I find Isaiah’s parable of the vineyard to be for me, deep in my heart, a most troubling and unnerving story.
For God is asking us to answer the very question so many of us ask Him, WHY?
Why does Israel yield wild grapes instead of good ones?
Why are there such problems in the Church?
Why does evil so often seem to prevail?
Why, asks God, after all that I did, did you fail to bear fruit?
Doesn’t HE know? Does He really think we should know?
Why doesn’t God do something about what’s wrong with the church – with hypocritical Christians and failed leaders and those who are aggressively ambitious and those who are in the church but are just plain evil?

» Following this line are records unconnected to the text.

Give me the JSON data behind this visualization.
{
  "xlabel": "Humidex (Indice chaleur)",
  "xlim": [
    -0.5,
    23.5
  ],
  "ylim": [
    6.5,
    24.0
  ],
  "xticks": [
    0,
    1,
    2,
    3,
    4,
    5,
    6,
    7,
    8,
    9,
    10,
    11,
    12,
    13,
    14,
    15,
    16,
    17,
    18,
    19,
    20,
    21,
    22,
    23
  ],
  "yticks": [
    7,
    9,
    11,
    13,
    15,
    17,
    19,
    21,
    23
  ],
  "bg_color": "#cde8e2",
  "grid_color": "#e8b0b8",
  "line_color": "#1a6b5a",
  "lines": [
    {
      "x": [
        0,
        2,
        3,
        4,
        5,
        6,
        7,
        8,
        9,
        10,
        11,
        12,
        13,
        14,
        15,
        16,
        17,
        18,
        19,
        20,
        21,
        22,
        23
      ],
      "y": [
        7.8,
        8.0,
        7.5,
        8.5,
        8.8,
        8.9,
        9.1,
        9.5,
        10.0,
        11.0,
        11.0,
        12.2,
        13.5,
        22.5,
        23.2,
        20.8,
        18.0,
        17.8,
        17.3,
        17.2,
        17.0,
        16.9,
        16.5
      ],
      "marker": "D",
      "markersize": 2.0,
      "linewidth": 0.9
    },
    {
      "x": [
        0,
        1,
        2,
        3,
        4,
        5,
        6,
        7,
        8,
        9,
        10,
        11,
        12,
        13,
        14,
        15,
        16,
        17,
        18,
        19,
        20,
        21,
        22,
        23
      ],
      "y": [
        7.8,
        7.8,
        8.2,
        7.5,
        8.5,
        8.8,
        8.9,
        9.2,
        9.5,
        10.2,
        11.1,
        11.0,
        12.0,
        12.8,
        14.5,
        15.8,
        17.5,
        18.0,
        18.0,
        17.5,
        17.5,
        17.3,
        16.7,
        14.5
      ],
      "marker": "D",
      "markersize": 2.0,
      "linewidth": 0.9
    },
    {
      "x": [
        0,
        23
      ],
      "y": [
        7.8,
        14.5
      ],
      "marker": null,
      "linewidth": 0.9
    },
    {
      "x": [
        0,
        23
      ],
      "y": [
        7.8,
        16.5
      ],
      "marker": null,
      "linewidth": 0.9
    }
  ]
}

And God is troubled about the same things we are and He asks us to explain why, to give account for ourselves and our church.
He is not at all pleased and demands an accounting of us. We are equally displeased and wonder why doesn’t He correct the problems and deal with the malefactors?
Synergy versus stalemate. God is not going to do for us what we need to do for ourselves. As the Lord tells Moses when Moses believing he is following God’s will leads the people out of Egypt into the entrapment between Pharoah’s army and the Sea of Reeds: “Why do you cry out to me? YOU tell the Israelites to go forward” (Exodus 14:15). God has high expectations for His people.
Isaiah continues:
And now I will tell you what I will do to my vineyard. I will remove its hedge, and it shall be devoured; I will break down its wall, and it shall be trampled down. I will make it a waste; it shall not be pruned or hoed, and it shall be overgrown with briers and thorns; I will also command the clouds that they rain no rain upon it. For the vineyard of the LORD of hosts is the house of Israel, and the people of Judah are his pleasant planting; he expected justice, but saw bloodshed; righteousness, but heard a cry!
Oh Lord, remember how to be merciful to us, as you headed the plea of the murderer Cain who complained his punishment was too harsh and you put your mark on him to protect him. Lord, save us from your wrath and from ourselves. God asks us why we, the vine which He planted and so meticulously cultivated, have failed Him? It is Lent, this has to break our hearts. We cannot answer, but we can weep for the state of affairs we are in.
“O Lord GOD, forgive, I beg you! How can Jacob stand? He is so small!”
The LORD relented concerning this; “It shall not be,” said the LORD.
This is what the Lord GOD showed me: the Lord GOD was calling for a shower of fire, and it devoured the great deep and was eating up the land. Then I said,
“O Lord GOD, cease, I beg you! How can Jacob stand? He is so small!”
The LORD relented concerning this; “This also shall not be,” said the Lord GOD.